Decades have passed since tiny Panama ranked among Washington’s big national security concerns. The 1989 U.S. invasion notwithstanding, the two nations have enjoyed largely cordial relations since the Panama Canal handover in December 1999. A boom in canal transits that include two-thirds of cargo ships traveling to or from the United States helped keep Panama and its globally strategic canal well within the U.S. sphere of influence.
Until now.
Under President Donald Trump’s watch, Washington has stood idly as China rolled into Panama and established a major hemispheric foothold alongside a waterway essential to U.S. commerce and national security. Much as former President Jimmy Carter was blamed for negotiating the treaties that handed control of the U.S.-built canal to Panama, it was Trump who allowed China to sink its claws into this highly strategic asset.
This might not seem like a major issue for folks here in the Midwest, but the vast majority of commercial products and farm commodities traded by local farmers pass through the Panama Canal. Access to the canal is vital for U.S. military vessels, including nuclear submarines. Few waterways carry higher strategic importance for the United States, which is why the U.S. militarily occupied Panama for nearly a century.
China recognized that strategic importance long ago, but the Trump administration is only now waking up to what it might have lost. China has worked for years to bribe and cajole its way into the hearts of Latin American leaders to break the region’s longstanding recognition of Taiwan over mainland China.
Even though the United States withdrew recognition of Taiwan in 1979 in favor of China, it has pressed countries across Central America and South America not to recognize China. Panama, Ecuador, El Salvador and Guatemala remained steadfast in their loyalty to Taiwan. But China slowly picked them off one by one, typically with multibillion-dollar loans and development aid that came replete with backroom deals that enriched officials while leaving their countries deeply in debt to Beijing.
Ecuador is now swimming in an unaffordable $19 billion debt to China, as The New York Times reported Dec. 24 — all for a dam that the country didn’t really need and can’t use because it was so shoddily constructed.
After decades of efforts by Republican and Democratic administrations to forge trade deals across Latin America, Washington turned away from the region and trade accords in general under Trump. China filled the void and has now become Latin America’s top trading partner.
After decades of efforts by Republican and Democratic administrations to forge trade deals across Latin America, Washington turned away from the region and trade accords in general under Trump. China filled the void and has now become Latin America’s top trading partner.
Perhaps the most telling sign of China’s intentions was the travel schedule of Xi Jinping after he became president in 2013. His first visits to the hemisphere were not to the United States but rather to Trinidad and Tobago, Costa Rica, Mexico, Brazil, Argentina, Venezuela, Cuba, Ecuador, Peru, Chile, Argentina and Panama. By the time he met with Trump last year, China’s plan to supplant the United States in Latin America was well underway.
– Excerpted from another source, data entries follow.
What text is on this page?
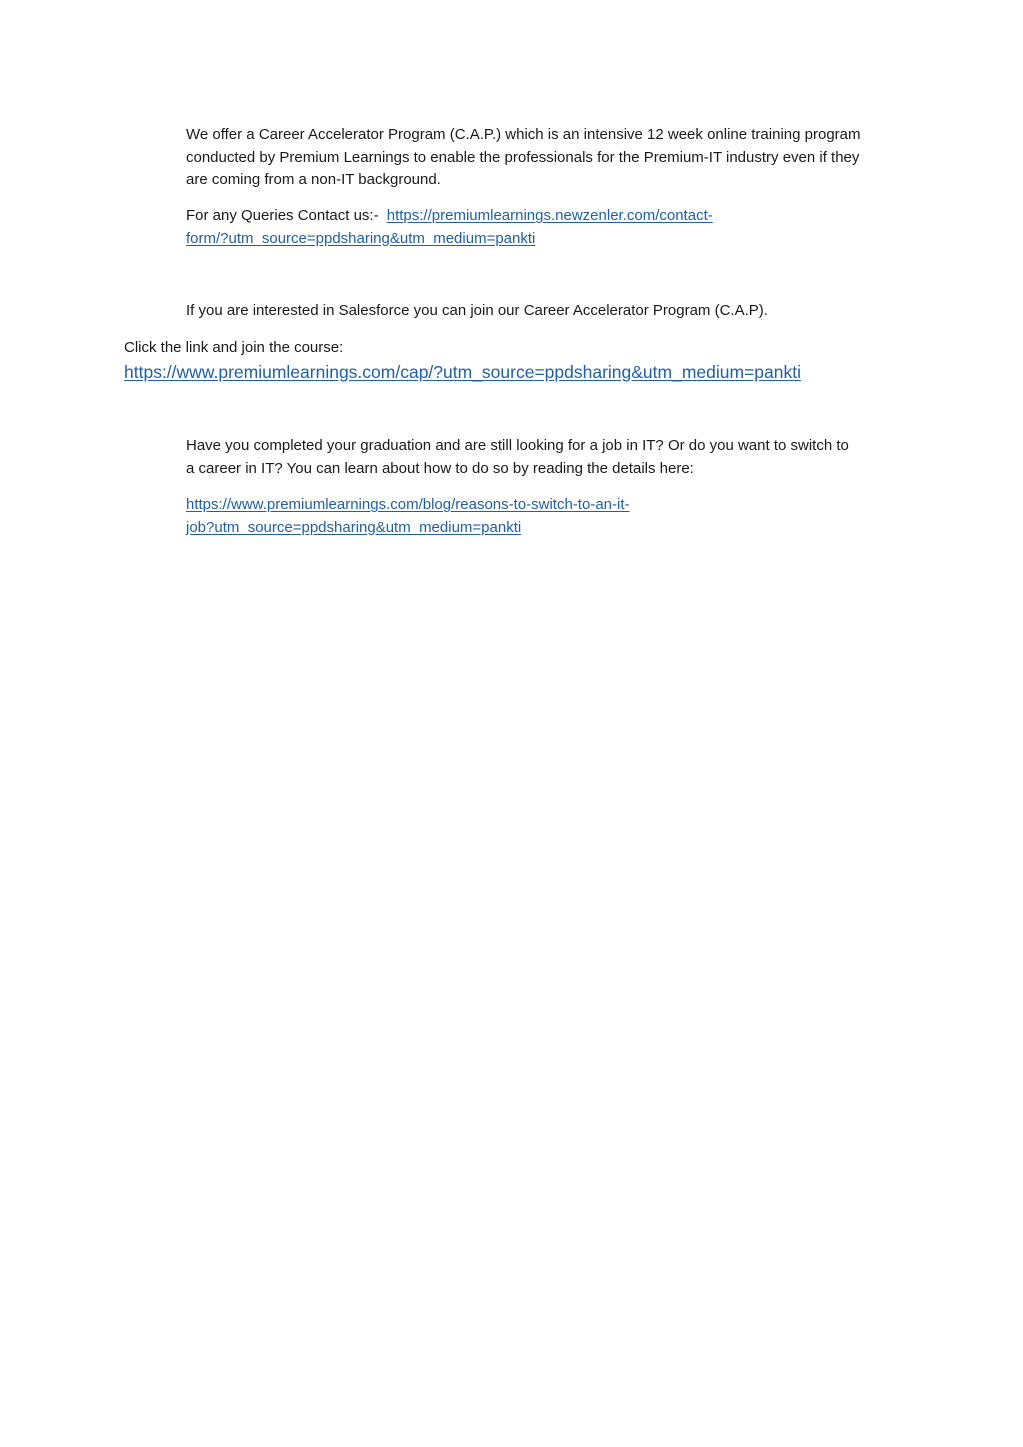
We offer a Career Accelerator Program (C.A.P.) which is an intensive 12 week online training program
conducted by Premium Learnings to enable the professionals for the Premium-IT industry even if they
are coming from a non-IT background.
For any Queries Contact us:- https://premiumlearnings.newzenler.com/contact-
form/?utm_source=ppdsharing&utm_medium=pankti
If you are interested in Salesforce you can join our Career Accelerator Program (C.A.P).
Click the link and join the course:
https://www.premiumlearnings.com/cap/?utm_source=ppdsharing&utm_medium=pankti
Have you completed your graduation and are still looking for a job in IT? Or do you want to switch to
a career in IT? You can learn about how to do so by reading the details here:
https://www.premiumlearnings.com/blog/reasons-to-switch-to-an-it-
job?utm_source=ppdsharing&utm_medium=pankti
In August, Washington was shaken by news that El Salvador had withdrawn recognition of Taiwan in favor of China. The Dominican Republic did likewise only three months earlier. Panama did it in June 2017 — all without consulting the United States. John Feeley, the U.S. ambassador to Panama, resigned in protest at the Trump administration’s lack of attention. His replacement hasn’t been named.
Too little, too late. Panama is currently wallowing in the attention and investment largesse showering down from China. Beijing funded construction of a new $1.4 billion bridge spanning the canal. Upon announcing the bridge deal in December, President Juan Carlos Varela declared, “Panama is moving ahead in its relations with China and without a doubt this project that begins its construction today is part of that message and trust between the two countries.” It was the day after Xi had paid his first visit to the country.
The two nations now are negotiating a free trade agreement, prompting Washington to warn Panama against committing itself to Beijing in ways that could violate the free trade accord Panama signed with President George W. Bush’s administration in 2007.
Chinese companies now operate ports at both the Pacific and Caribbean ends of the canal. Another reportedly is planning to build a cruise-ship port at a former U.S. Air Force base. The site also will sit atop a major telecommunications trunk line — perfect for monitoring international phone and internet traffic.
Varela planned to give China the choicest property on the Amador causeway — former home to U.S. admirals overlooking the canal’s Pacific end — for Beijing to build its new embassy, but after the plans were leaked to a reporter, the United States protested loudly and the deal was canceled. The location would have given China a prime monitoring post to track U.S. military vessels passing through the canal.
Given the disastrous results of Trump’s other forays into international relations, chances are strong that he’ll say or tweet something to drive Panama or other Latin American allies further toward Beijing’s warm embrace — an embrace that could become a stranglehold on a vital shipping lifeline for America.